When we were planning the first phase of our 1:1 program, there were only three realistic options for us to consider: iPad, Android tablets or Netbooks. A year on, the Netbook has all but died away but we now have four potential platforms to choose from: iPad, Android tablets, Windows tablet PCs and Chromebooks. I personally don’t think either Windows or Chromebooks offer a solution yet. Windows mobile solution is still playing catch up and Chromebooks lack the richness of apps that are available for iOS/Android.
When we initially evaluated the mobile platforms early in 2012, the word was that Glow 2 was going to be built around Google Apps. It seemed to me at the time that Android / Google Apps integration would be a sensible way to go forward. Of course, as it turned out Google pulled the plug on their Glow bid at the 11th hour and we are now awaiting a solution based on MS365. It’s not a critical problem, but it was one of the advantages that Android had going for it at the time, and it’s not one it has now. However Android has become a serious contender to iOS in my opinion, and it’s certainly a viable mobile OS for the classroom. Google Play meets our needs and it’s easy enough to download and install apps. The question is, does Android and Android hardware give us the best solution?
As things stand right now, I think that the answer is no, and that after much consideration iPad / iOS is the platform which best meets the needs of our secondary learners. There are two fundamental reasons why I believe we need to change from Android tablets to iPads this year:
1. Availability of rich learning content
All too regularly I come across a fantastic app only to discover that it’s available only for iOS and not Android. I don’t have an exact figure, but I would guess that maybe one third of the educational apps are designed for iOS only (some great examples are GarageBand, Explain Everything, Foldify, KeyNote, Puppet Pals, Brushes, Geoboard to name but a few). Of course that might change in the future as Android continues to catch up, but as things stand this is a problem.

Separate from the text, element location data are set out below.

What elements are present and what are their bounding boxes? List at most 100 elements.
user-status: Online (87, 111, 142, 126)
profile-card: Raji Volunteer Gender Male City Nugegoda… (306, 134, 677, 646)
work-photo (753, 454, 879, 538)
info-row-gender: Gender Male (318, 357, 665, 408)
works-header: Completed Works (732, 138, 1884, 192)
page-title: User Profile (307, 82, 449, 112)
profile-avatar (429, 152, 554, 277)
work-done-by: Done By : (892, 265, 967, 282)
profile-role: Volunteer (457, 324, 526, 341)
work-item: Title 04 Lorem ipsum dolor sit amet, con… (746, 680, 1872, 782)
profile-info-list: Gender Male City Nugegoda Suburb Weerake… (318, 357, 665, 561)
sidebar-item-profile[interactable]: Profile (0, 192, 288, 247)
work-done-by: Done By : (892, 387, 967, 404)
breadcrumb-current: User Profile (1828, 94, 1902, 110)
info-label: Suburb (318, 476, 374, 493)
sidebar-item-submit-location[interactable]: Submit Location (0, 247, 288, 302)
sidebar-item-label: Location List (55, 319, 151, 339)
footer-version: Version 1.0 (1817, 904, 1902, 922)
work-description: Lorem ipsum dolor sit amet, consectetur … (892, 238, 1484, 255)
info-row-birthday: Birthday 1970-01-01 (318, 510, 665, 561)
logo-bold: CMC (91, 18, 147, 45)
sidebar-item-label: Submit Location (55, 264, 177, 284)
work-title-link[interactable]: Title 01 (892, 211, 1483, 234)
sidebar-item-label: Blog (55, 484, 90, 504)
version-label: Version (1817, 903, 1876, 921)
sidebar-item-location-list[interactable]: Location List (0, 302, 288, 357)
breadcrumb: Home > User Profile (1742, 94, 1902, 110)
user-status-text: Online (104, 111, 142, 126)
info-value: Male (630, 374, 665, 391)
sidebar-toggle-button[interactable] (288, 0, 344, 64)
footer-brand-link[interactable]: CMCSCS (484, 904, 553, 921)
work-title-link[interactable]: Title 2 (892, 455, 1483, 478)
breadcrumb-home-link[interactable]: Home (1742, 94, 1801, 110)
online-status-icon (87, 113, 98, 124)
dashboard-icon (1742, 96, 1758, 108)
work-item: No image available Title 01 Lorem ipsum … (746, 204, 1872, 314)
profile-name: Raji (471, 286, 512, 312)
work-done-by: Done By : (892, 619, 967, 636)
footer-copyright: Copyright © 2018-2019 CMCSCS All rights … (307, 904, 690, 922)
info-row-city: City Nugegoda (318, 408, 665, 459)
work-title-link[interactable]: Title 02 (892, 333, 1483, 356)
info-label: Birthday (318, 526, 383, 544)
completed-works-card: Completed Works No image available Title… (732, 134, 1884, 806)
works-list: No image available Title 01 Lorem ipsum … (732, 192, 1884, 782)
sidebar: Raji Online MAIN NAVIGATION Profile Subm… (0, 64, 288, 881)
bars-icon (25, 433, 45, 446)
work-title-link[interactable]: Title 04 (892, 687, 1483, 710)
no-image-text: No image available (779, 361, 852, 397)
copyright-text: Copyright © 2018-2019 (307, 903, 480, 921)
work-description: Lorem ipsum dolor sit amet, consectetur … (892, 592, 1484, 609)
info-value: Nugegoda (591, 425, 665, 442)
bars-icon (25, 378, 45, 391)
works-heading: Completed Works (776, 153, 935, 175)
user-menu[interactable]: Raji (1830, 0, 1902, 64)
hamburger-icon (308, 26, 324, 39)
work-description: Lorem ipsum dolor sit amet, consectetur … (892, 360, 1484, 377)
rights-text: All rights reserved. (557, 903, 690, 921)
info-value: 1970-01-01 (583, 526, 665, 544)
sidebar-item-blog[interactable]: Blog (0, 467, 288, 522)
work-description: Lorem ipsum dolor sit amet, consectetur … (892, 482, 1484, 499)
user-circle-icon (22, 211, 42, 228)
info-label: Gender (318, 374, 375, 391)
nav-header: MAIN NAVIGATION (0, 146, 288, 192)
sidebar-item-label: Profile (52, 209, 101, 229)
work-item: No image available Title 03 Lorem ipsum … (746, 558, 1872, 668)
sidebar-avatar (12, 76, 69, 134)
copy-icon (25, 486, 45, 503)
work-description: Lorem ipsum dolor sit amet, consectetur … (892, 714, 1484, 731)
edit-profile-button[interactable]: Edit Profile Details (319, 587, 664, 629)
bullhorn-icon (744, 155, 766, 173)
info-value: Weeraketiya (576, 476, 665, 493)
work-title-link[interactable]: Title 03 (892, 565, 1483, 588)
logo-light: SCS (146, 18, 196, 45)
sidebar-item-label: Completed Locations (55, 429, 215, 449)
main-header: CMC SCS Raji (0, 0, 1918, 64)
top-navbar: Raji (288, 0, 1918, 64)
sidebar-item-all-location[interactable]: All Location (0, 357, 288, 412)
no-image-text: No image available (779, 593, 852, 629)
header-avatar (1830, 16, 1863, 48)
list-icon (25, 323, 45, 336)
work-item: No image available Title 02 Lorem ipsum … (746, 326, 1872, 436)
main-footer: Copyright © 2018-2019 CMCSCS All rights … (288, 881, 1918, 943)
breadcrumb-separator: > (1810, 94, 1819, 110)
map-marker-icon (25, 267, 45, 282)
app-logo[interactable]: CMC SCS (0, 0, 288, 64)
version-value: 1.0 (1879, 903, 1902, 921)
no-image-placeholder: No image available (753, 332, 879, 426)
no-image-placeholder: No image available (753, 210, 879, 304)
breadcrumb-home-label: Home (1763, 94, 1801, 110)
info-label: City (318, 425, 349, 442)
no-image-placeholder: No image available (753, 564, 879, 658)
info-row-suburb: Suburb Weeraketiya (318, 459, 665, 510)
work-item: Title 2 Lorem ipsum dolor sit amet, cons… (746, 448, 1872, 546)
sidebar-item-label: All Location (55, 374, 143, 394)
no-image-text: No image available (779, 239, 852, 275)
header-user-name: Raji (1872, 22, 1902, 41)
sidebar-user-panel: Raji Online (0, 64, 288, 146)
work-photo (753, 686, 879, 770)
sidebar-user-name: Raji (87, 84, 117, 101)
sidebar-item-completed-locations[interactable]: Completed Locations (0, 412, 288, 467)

2. Device (and company) robustness
As I highlighted in my previous 1:1 posts, Toshiba (note: Toshiba and not Android) have let us down. Badly. The project this year has been hampered by a return to base warranty issue which has meant that at times we were without 20% of all devices and the time to repair was on average a completely unacceptable 4-5 weeks. This was down to a manufacturing / build fault, but despite numerous requests for support Toshiba spent 6 months saying there was nothing they could do. Would Apple have sat back if one fifth of their devices rolled out to a school were faulty? I doubt it, and I doubt Apple would allow such build faults to get past their quality control processes. (I should point out that 7 months into the project Toshiba finally visited our school to review all devices, but in my opinion this was too little too late). Would other Android companies such as Asus or Samsung be any different to Toshiba? Possibly, but I don’t know.
Just to be absolutely clear, I am neither an Apple or Android promoter, I just want to ensure we are providing the best educational tech tools to meet the needs of our learners. Currently, in my opinion the iPad is the tablet device which best meets our needs. And next year? Well, who knows…
(I will, however, be sticking with my Samsung Galaxy S3 phone however, as it is way better than an iPhone!).